After two years of moonlighting as a type designer, he decided to concentrate on work for the Foundry full-time and left his teaching position. This allowed more time to realize typefaces and accept commissions, but most crucially, time for rejecting and editing – the very cornerstone of typeface development. From this sprung families like Klavika, Stratum, and Seravek – solid hard-working typefaces the foundry has become known for.
In recent years, Eric’s attention has been focused largely on custom work. A range of commissions including a family of san serifs for The New York Times Magazine and a family for Thomson Reuters with Greek and Cyrillic support have occupied much of his time. Some of these custom typefaces will find their way to public release in 2010 along with other long-overdue releases.
When not in the studio, Eric can be found cycling or thinking about cycling. His fingers remain crossed for a George Hincapie victory at the Paris-Roubaix this spring.
Nicole Dotin, (b. 1974) is a typeface designer and partner at the Process Type Foundry. She earned a degree in photography from the University of Minnesota while also documenting the exploding mid-90s hardcore scene through a self-published magazine. Publishing made her realize that graphic design was a powerful tool that required further investigation, so she enrolled in the graduate program at the Minneapolis College of Art and Design, emerging with an MFA in Visual Studies. While at MCAD, she was exposed to typeface design, which culminated in the publication of her graduate thesis exploring the nomenclature of font vs. typeface.
Her route to the Process Type Foundry and typeface design was more a process of winnowing than a direct shot – first working as a professional graphic designer, then working part-time for the foundry, becoming focused on detailed typography and later teaching typography at MCAD. At some point in 2006, she overheard students discussing their study-abroad experiences and it was at that moment she decided to apply – successfully – to the type design program at the University of Reading in the UK. Before leaving the States, she initiated the foundry’s rural studio experiment which consisted of moving the foundry to a remote region of northern Minnesota for 6 months of work, reflection and swimming after lunch.
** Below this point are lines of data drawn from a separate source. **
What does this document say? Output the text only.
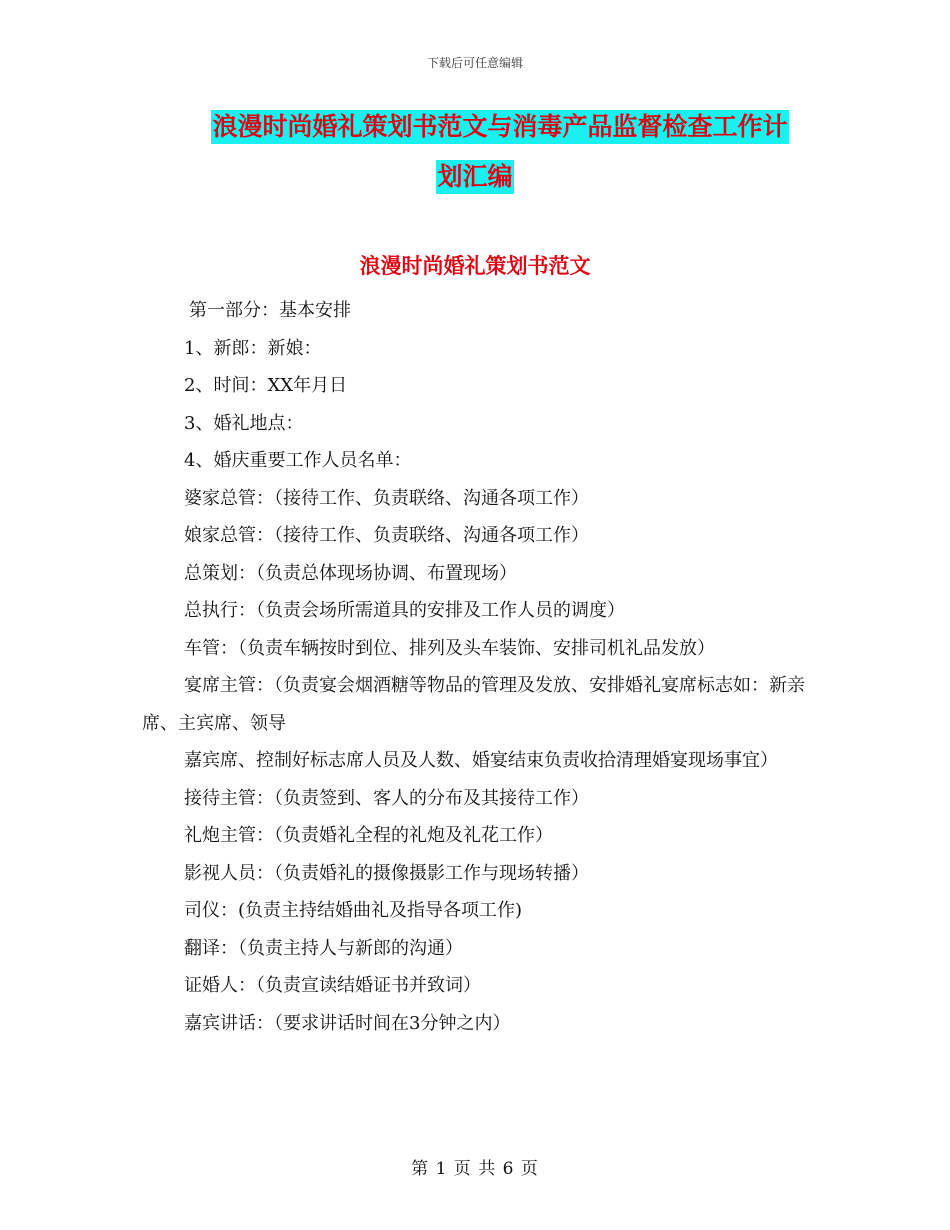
下载后可任意编辑
浪漫时尚婚礼策划书范文与消毒产品监督检查工作计
划汇编
浪漫时尚婚礼策划书范文

第一部分：基本安排

1、新郎：新娘：

2、时间：XX年月日

3、婚礼地点：

4、婚庆重要工作人员名单：

婆家总管：（接待工作、负责联络、沟通各项工作）

娘家总管：（接待工作、负责联络、沟通各项工作）

总策划：（负责总体现场协调、布置现场）

总执行：（负责会场所需道具的安排及工作人员的调度）

车管：（负责车辆按时到位、排列及头车装饰、安排司机礼品发放）

宴席主管：（负责宴会烟酒糖等物品的管理及发放、安排婚礼宴席标志如：新亲席、主宾席、领导

嘉宾席、控制好标志席人员及人数、婚宴结束负责收拾清理婚宴现场事宜）

接待主管：（负责签到、客人的分布及其接待工作）

礼炮主管：（负责婚礼全程的礼炮及礼花工作）

影视人员：（负责婚礼的摄像摄影工作与现场转播）

司仪：(负责主持结婚曲礼及指导各项工作)

翻译：（负责主持人与新郎的沟通）

证婚人：（负责宣读结婚证书并致词）

嘉宾讲话：（要求讲话时间在3分钟之内）

第 1 页 共 6 页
While at Reading, Nicole put her past experiences to work in making a typeface for continuous reading. A year later, she emerged with an MA in Typeface Design with distinction and the beginnings of a serif text typeface called Elena (see an early specimen). The typeface is scheduled for release sometime in the unnamed future.
When not in the studio, Nicole can be found doing any number of things since her interests tend to be wide: running, problem-solving, sewing, destroying unsuspecting opponents in Pente... you get the idea.
Abi Chase is the Foundry’s studio assistant and most recent addition. Being a Jill-of-all-trades, she handles a little bit of everything around the studio with a special emphasis on customer service.
One of Abi’s strongest skills, however, is graphic design. After a yearlong stint at Parsons The New School for Design, she graduated with a BFA in Graphic Design from the Minneapolis College of Art and Design. Since then, she has taken on freelance projects for arts organizations like Midway Contemporary Art and currently works with the design department at the Walker Art Center on a part-time basis. Abi gravitates towards arts organizations because they allow her to be creative while being immersed in her interests – contemporary art, design and culture.
While not in the studio, Abi can be found biking around the lakes of Minneapolis, cooking with friends, attending gallery openings and events, watching really good and really bad films and wondering why Larry David understands her better than anyone else.